Some AWS customers wanted to run Microsoft's software on Amazon's infrastructure. Muglia agreed to add Amazon to a program for companies that rent Microsoft tools to their own customers, and pay Microsoft at the end of each month based on how much they used.

Amazon at the time wasn't telling investors much about how AWS was doing. Microsoft, though, had its own indicator: the large and growing number of Microsoft products Amazon was paying for every month.

"We knew that there was something big going on there," said Bob Kelly, a former Microsoft executive.

Microsoft and Google by then had launched competing services, but it was upstart Amazon that was capturing the most customers.

Nadella took over Server & Tools in 2011 with a mandate to push harder on cloud computing, colleagues say.

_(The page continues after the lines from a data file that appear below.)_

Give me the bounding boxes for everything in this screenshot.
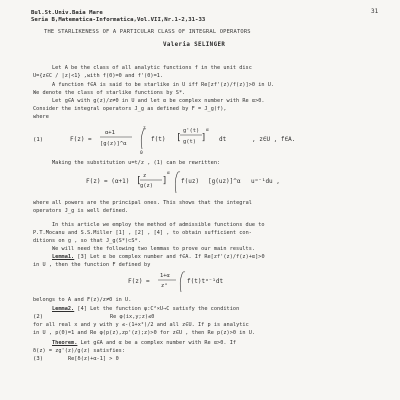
theorem-label: Theorem. (52, 340, 78, 346)
lemma1-line (52, 254, 265, 260)
equation-number: (1) (33, 137, 44, 143)
eq1-integrand: f(t) (151, 136, 166, 143)
eq1-dt: dt (219, 136, 227, 143)
paragraph-line: in U , then the function F defined by (33, 262, 151, 268)
eq2-integrand: f(uz) (181, 178, 200, 185)
lemma2-label: Lemma2. (52, 306, 75, 312)
equation-rewritten (86, 168, 346, 198)
page-number: 31 (371, 8, 379, 15)
eq3-denominator: zᵅ (161, 283, 168, 289)
lemma1-text: [3] Let α be complex number and f∈A. If Re[zf'(z)/f(z)+α]>0 (77, 254, 265, 260)
eq1-frac-num: g'(t) (183, 128, 200, 134)
eq2-power: α (167, 171, 170, 176)
theorem-text: Let g∈A and α be a complex number with Re α>0. If (80, 340, 237, 346)
eq2-frac-num: z (143, 173, 147, 179)
eq3-lhs: F(z) = (128, 278, 150, 285)
paragraph-line: Let g∈A with g(z)/z≠0 in U and let α be complex number with Re α>0. (52, 98, 265, 104)
eq1-numerator: α+1 (105, 130, 115, 136)
paragraph-line: belongs to A and F(z)/z≠0 in U. (33, 297, 132, 303)
eq3-integrand: f(t)tᵅ⁻¹dt (187, 278, 224, 285)
paragraph-line: We will need the following two lemmas to prove our main results. (52, 246, 256, 252)
theorem-line (52, 340, 236, 346)
paragraph-line: U={z∈C / |z|<1} ,with f(0)=0 and f'(0)=1. (33, 73, 164, 79)
journal-header-line1: Bul.St.Univ.Baia Mare (31, 10, 103, 16)
paragraph-line: operators J_g is well defined. (33, 208, 129, 214)
svg-text:[: [ (136, 176, 142, 186)
paragraph-line: Making the substitution u=t/z , (1) can be rewritten: (52, 160, 221, 166)
eq1-upper-limit: z (143, 126, 146, 131)
eq3-numerator: 1+α (160, 273, 170, 279)
paragraph-line: Let A be the class of all analytic functions f in the unit disc (52, 65, 252, 71)
svg-text:]: ] (162, 176, 168, 186)
eq1-lower-limit: 0 (140, 151, 143, 156)
eq1-lhs: F(z) = (70, 136, 92, 143)
lemma2-text: [4] Let the function φ:C²×U→C satisfy the condition (77, 306, 240, 312)
svg-text:]: ] (201, 133, 207, 143)
equation-number: (3) (33, 356, 44, 362)
paper-title: THE STARLIKENESS OF A PARTICULAR CLASS OF INTEGRAL OPERATORS (44, 29, 251, 35)
eq1-power: α (206, 128, 209, 133)
paragraph-line: δ(z) = zg'(z)/g(z) satisfies: (33, 348, 126, 354)
paragraph-line: A function f∈A is said to be starlike in U iff Re[zf'(z)/f(z)]>0 in U. (52, 82, 275, 88)
eq2-lhs: F(z) = (α+1) (86, 178, 130, 185)
paragraph-line: We denote the class of starlike functions by S*. (33, 90, 186, 96)
equation-number: (2) (33, 314, 44, 320)
lemma2-condition: Re φ(ix,y;z)≤0 (110, 314, 155, 320)
eq1-frac-den: g(t) (183, 139, 196, 145)
svg-text:[: [ (176, 133, 182, 143)
eq2-mid: [g(uz)]^α (208, 178, 241, 185)
eq1-tail: , z∈U , f∈A. (252, 136, 296, 143)
paper-author: Valeria SELINGER (163, 42, 226, 48)
eq2-frac-den: g(z) (140, 183, 153, 189)
paragraph-line: P.T.Mocanu and S.S.Miller [1] , [2] , [4] , to obtain sufficient con- (33, 230, 252, 236)
paragraph-line: in U , p(0)=1 and Re φ(p(z),zp'(z);z)>0 for z∈U , then Re p(z)>0 in U. (33, 330, 256, 336)
eq2-tail: uᵅ⁻¹du , (251, 178, 280, 185)
eq1-denominator: [g(z)]^α (100, 141, 127, 147)
paragraph-line: where (33, 114, 49, 120)
theorem-condition: Re[δ(z)+α-1] > 0 (68, 356, 119, 362)
paragraph-line: ditions on g , so that J_g(S*)⊂S*. (33, 238, 141, 244)
journal-header-line2: Seria B,Matematica-Informatica,Vol.VII,Nr.1-2,31-33 (31, 17, 206, 23)
equation-1 (70, 122, 360, 156)
lemma2-line (52, 306, 239, 312)
paragraph-line: where all powers are the principal ones. This shows that the integral (33, 200, 252, 206)
equation-lemma1 (128, 268, 278, 296)
paragraph-line: Consider the integral operators J_g as defined by F = J_g(f), (33, 106, 227, 112)
paragraph-line: In this article we employ the method of admissible functions due to (52, 222, 265, 228)
lemma1-label: Lemma1. (52, 254, 75, 260)
paragraph-line: for all real x and y with y ≤-(1+x²)/2 and all z∈U. If p is analytic (33, 322, 249, 328)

It didn't matter whether customers were ready for web-based tools, the thinking went. The industry was going that direction, and Microsoft could try to lead or risk getting left behind.

"Very quickly, the world changed," said Khalidi, who leads Azure's networking teams today.

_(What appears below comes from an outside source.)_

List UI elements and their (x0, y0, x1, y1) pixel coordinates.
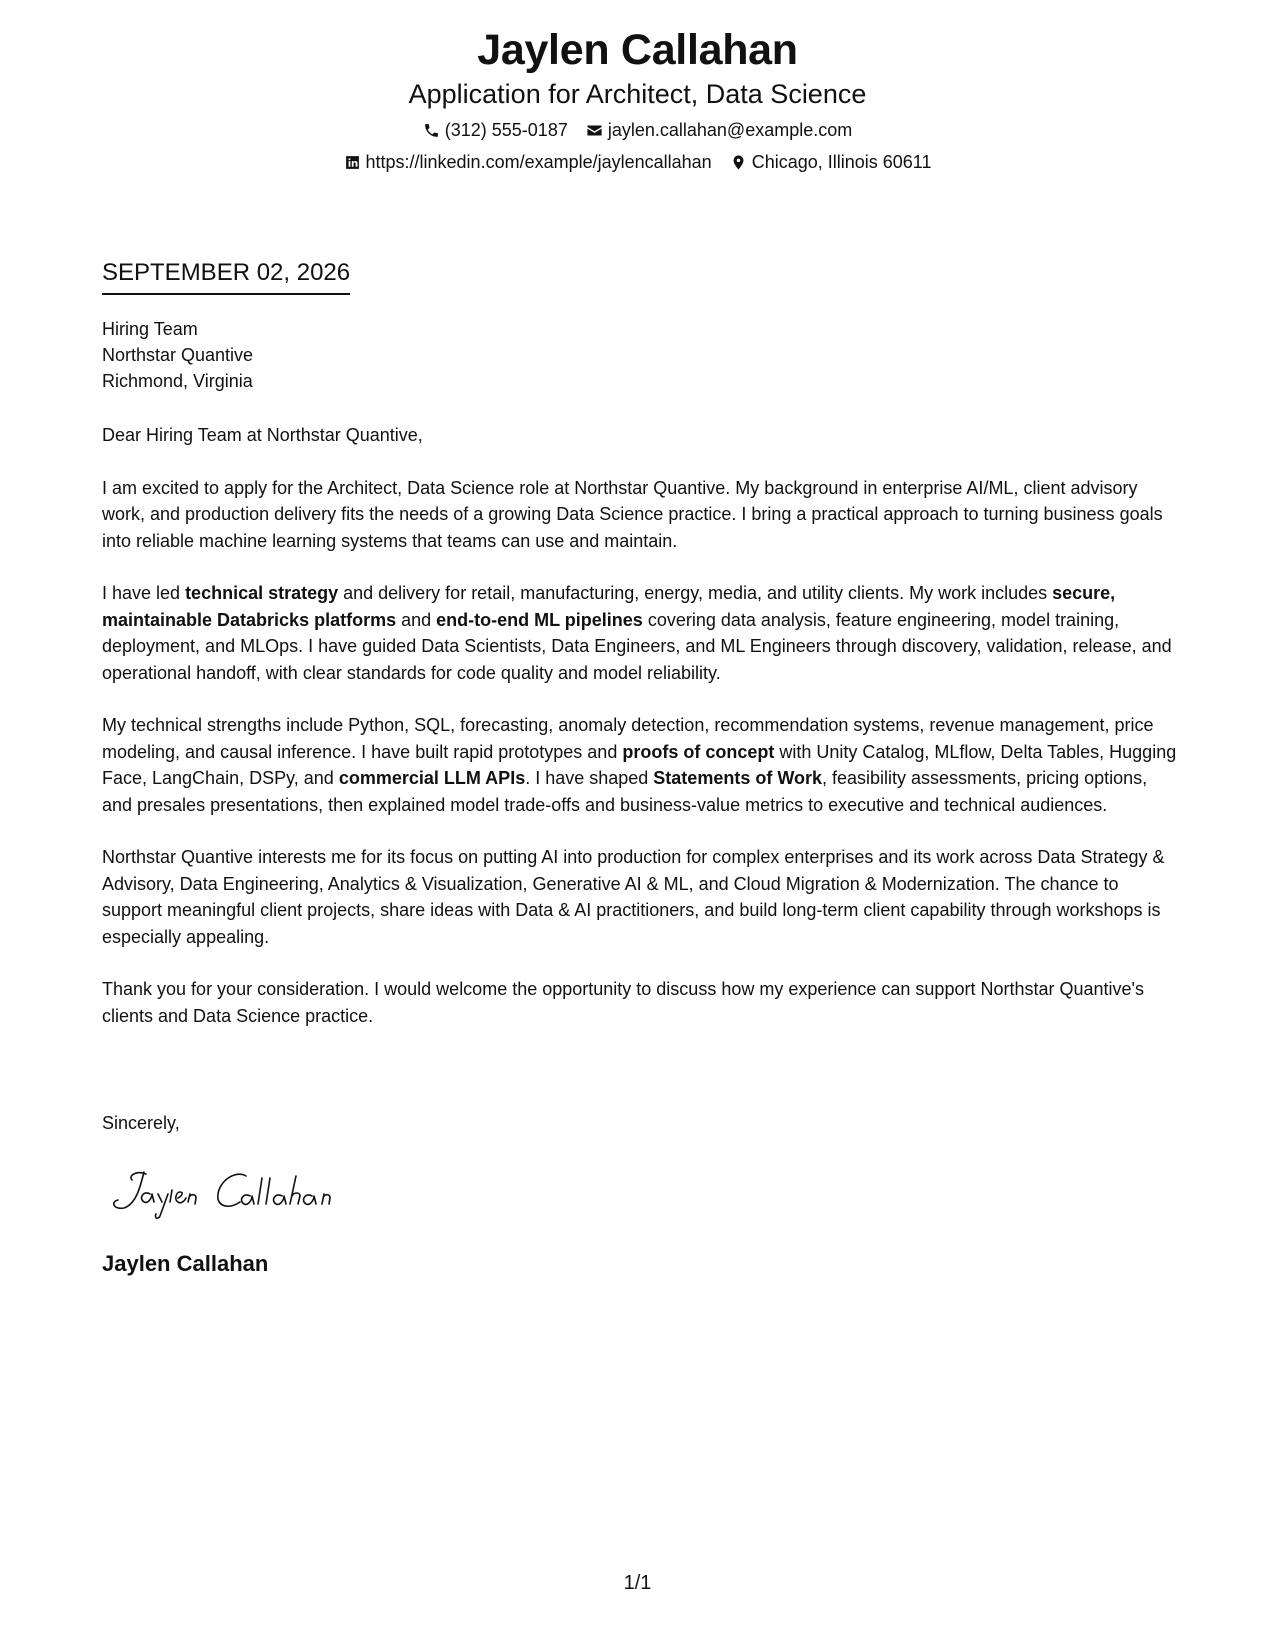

Nadella, who later replaced Ballmer as CEO in 2014, placed Scott Guthrie, a career Microsoft engineering manager, in charge of the Azure team.

Microsoft's Azure has gained traction in the past two years in part by using an old tactic: building off the company's relationship with business-technology buyers. Most companies buy one Microsoft product or another.

Microsoft's "commercial cloud," which includes sales of Azure, Office 365 and other web-based business software, was on track in September to bring in $13 billion over a full year.

Nadella, Guthrie and Khalidi are typical of the new Microsoft: soft-spoken managers with deep backgrounds in engineering. The company retains its sprawling bureaucracy and penchant for meetings, but introspection and data-driven analysis are in vogue.

Combativeness, particularly when talking about the competition, is out.

Asked in an interview about the rivalry with Amazon, Guthrie, who now leads Microsoft's Cloud and Enterprise group, tipped his cap to his the Seattle company.

"We have a lot of respect for our friends across the lake," Guthrie said. "Our approach has always been, when working on Azure, let's not sort of thump our chest and make claims. Let's actually deliver a better product."